Clerical Sex Abuse: Rome Takes Charge

By Austen Ivereigh
America Magazine
October 6, 2010

There was a time -- and it lasted many years -- when the crisis caused by clerical sex abuse happened outside the Vatican's walls. Even when it was no longer seen as just an Anglo-Saxon problem, it remained a bishops' problem, "a question for the local Church" as it was known in Rome. There was plenty of eye-rolling and shaking of heads and not a few rude words said about the media. But a noli me tangere cloud hung over the Eternal City. Under Pope John Paul II, a group of powerful cardinals -- among them Sodano and Castrillon-Hoyos -- ensured that it stayed that way. Denial ran deep. Hence the disasters named Groer and Maciel.

A lot has changed since 2005 -- not least the detonation of the crisis in central Europe, the Maciel revelations, and the Irish reports. The denial ceased some time ago. But it may only be this year that historians will later regard as the moment when the Vatican finally took lead on the issue, exercising firm leadership over the global Church. Ireland is the lynchpin. Following the devastating Murphy Report last year, the entire Irish episcopate was summoned to meet Pope Benedict in February. In Lent, Pope Benedict's long letter to the Irish people promised a Vatican-led investigation or "Visitation". Now, the senior churchmen who will lead that investigation, known as apostolic visitors, are in Rome planning the Visitation. They will report directly to the Pope.

The four Irish archdioceses are being placed under the Vatican spotlight. Cardinal Cormac Murphy-O'Connor, the retired Archbishop of Westminster, will inspect Cardinal Brady's archdiocese of Armagh; Cardinal Sean O'Malley of Boston will inspect Dublin; Toronto's Archbishop Christopher Collins will investigate Cashel; Ottawa's Archbishop Terence Prendergast will look at the west of Ireland archdiocese of Tuam. An investigation of the state of Irish seminaries will be conducted by Archbishop Timothy Dolan of New York. The first two, above all, have valuable experience in dealing with the legacy of abuse, and restoring trust in the Church.

And if anyone knows the price to be paid for failure, it is Cardinal O'Malley. I am in Boston at present, and spent Monday being given a tour of Boston College, which has acquired huge swathes of former archdiocesan property, sold to pay the abuse lawsuits. Entering Cardinal Law's former palazzo, I felt like a peasant in Versailles shortly after the French Revolution.

Those five British and North-American church leaders are meeting today with the four bishops of those dioceses under investigation -- Cardinal Sean Brady, Archbishop Diarmuid Martin, Archbishop Dermot Clifford and Archbishop Michael Neary -- at the Congregation of Bishops in Rome.

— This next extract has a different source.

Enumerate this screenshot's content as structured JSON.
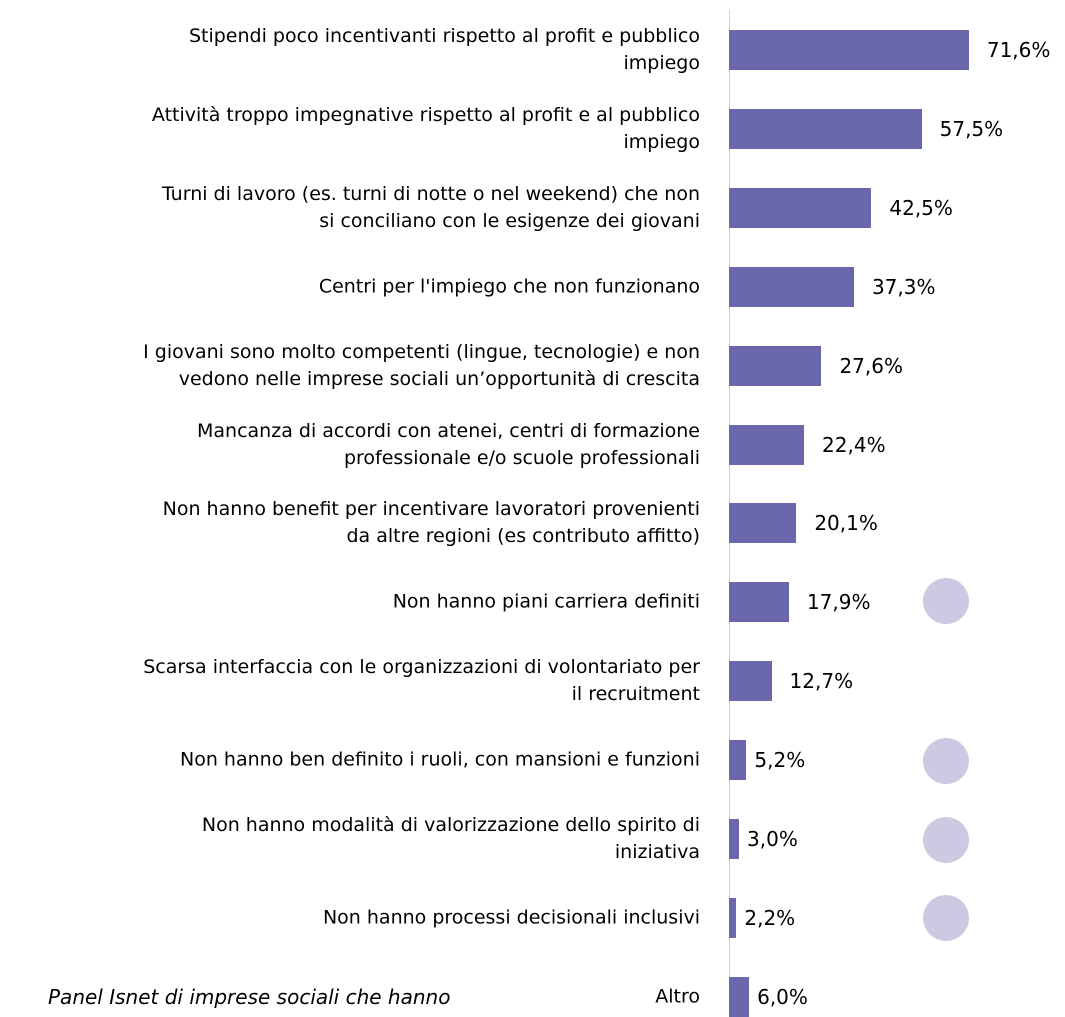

You can hear the sound of the new policy in the words of the Vatican's spokesman, Fr Lombardi, who yesterday told a Catholic communications conference in Rome that “there was a great loss of trust in the church – partly justified and partly caused by a negative and incomplete portrayal of the problem – but this damage, as the pope has said, can be overcome . . . if we move in the direction of a profound purification and renewal". The sex abuse crisis, he went on, was "a test, a fundamental testing ground, for the credibility of the Church" and its capacity for reform. He then carried on to say that the Church must learn to be as open and transparent in answering questions about its finances, since the Vatican is still popularly believed to be rolling in cash. "A church that is credible before the world is a church that is poor and honest in the way it uses its resources, able to give an account of how it uses them" he said.

To recap: Fr Lombardi appears to be saying that the clerical sex abuse crisis has exposed structural failings in the Church, and that its capacity for repairing those failings is linked to the Vatican's ability to be open and transparent -- in other words, its capacity honestly to face those failings.

Paddy Agnew of the Irish Times sums this up in a headline over his story: "Scandal has made Church 'more open'".

You can see the new policy, too, in the dedicated page of the Vatican's website entitled 'Abuse of Minors. The Church's Response' with links to key documents and speeches.

Of the "pontifical documents" -- that's speeches, homilies, letters and so on by the popes -- on the page, more than a dozen are by Pope Benedict. Just two are by Pope John Paul II. As an illustration of how things have changed, that says it all.